Write the equation of the line tangent to the curve 3x³+y³=10xy at the point (1,3)

Homework Equations

3x³+y³=10xy

The Attempt at a Solution

my attempt revolved around getting x and y on separate sides of the equation, then taking the derivative of each side. I ended up getting:

y'(x)=(10y-9x²)/(-10x+3y²)

For some reason I thought to plug set that equal to 0 and then plug in my x and y coordinates and then plug that value into x for my original equation, but I know something went completely wrong somewhere, so I'm wondering at what point I went wrong and was wondering if there were a few starting steps I could get to do a problem like this. Thanks!

 

[Dick]

This is my first post, and I'm excited to be able to receive quality help from what seems to be a good place. I'll attempt to start using the proper format and make it easy for everyone to read, thank you for the help! This should be a simple problem, but I seem to have forgotten how to do it.

Homework Statement

Write the equation of the line tangent to the curve 3x³+y³=10xy at the point (1,3)

Homework Equations

3x³+y³=10xy

The Attempt at a Solution

my attempt revolved around getting x and y on separate sides of the equation, then taking the derivative of each side. I ended up getting:

y'(x)=(10y-9x²)/(-10x+3y²)

For some reason I thought to plug set that equal to 0 and then plug in my x and y coordinates and then plug that value into x for my original equation, but I know something went completely wrong somewhere, so I'm wondering at what point I went wrong and was wondering if there were a few starting steps I could get to do a problem like this. Thanks!

The tangent to the curve at (1,3) is given by y'(1). That doesn't have to be zero. Find what it is by putting x=1 and y=3 into the derivative formula you so correctly derived.

 

[scurty]

This is my first post, and I'm excited to be able to receive quality help from what seems to be a good place. I'll attempt to start using the proper format and make it easy for everyone to read, thank you for the help! This should be a simple problem, but I seem to have forgotten how to do it.

Homework Statement

Write the equation of the line tangent to the curve 3x³+y³=10xy at the point (1,3)

Homework Equations

3x³+y³=10xy

The Attempt at a Solution

my attempt revolved around getting x and y on separate sides of the equation, then taking the derivative of each side. I ended up getting:

y'(x)=(10y-9x²)/(-10x+3y²)

For some reason I thought to plug set that equal to 0 and then plug in my x and y coordinates and then plug that value into x for my original equation, but I know something went completely wrong somewhere, so I'm wondering at what point I went wrong and was wondering if there were a few starting steps I could get to do a problem like this. Thanks!

Hi Spencer! Welcome to PF! This is a great resource, and not only for HW help.

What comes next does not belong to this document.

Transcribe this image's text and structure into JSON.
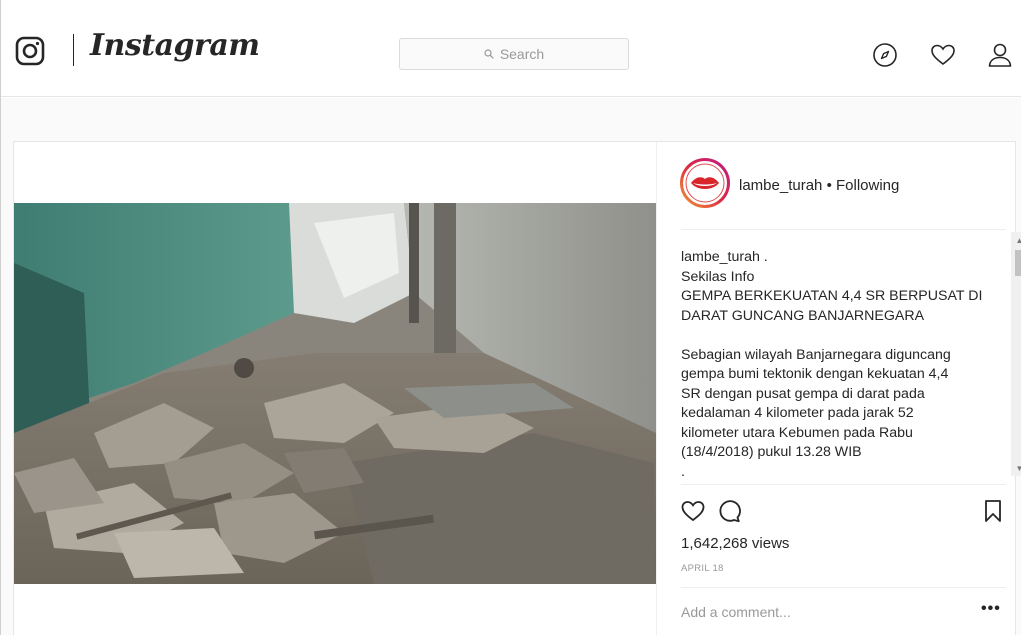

Your equation for the derivative is correct. I'm not sure what you're setting equal to 0; at this point plug in your values for x and y to get the value for the derivative, or equivalently the slope. What would you do next, now that you have a point and a slope?

 

[Spencero94]

Thank you so much for your replies!

I believe that the number I get after plugging in would then be slope (m) and then I could easily plug that into y=mx+b and get my full answer. Such a simple problem that I over-thought!

 

[scurty]

Thank you so much for your replies!

I believe that the number I get after plugging in would then be slope (m) and then I could easily plug that into y=mx+b and get my full answer. Such a simple problem that I over-thought!

Almost. That should be the final form of the equation after simplifying. The equation you plug the numbers into is slightly different: $y - y_1 = m (x - x_1)$

 

[Spencero94]

Ohh, thank you. Is it also possible to find b first using y=mx+b and then to plug b back into the slope intercept form, or is that considered incorrect procedure?

 

[Dick]

Ohh, thank you. Is it also possible to find b first using y=mx+b and then to plug b back into the slope intercept form, or is that considered incorrect procedure?

That is a fine procedure.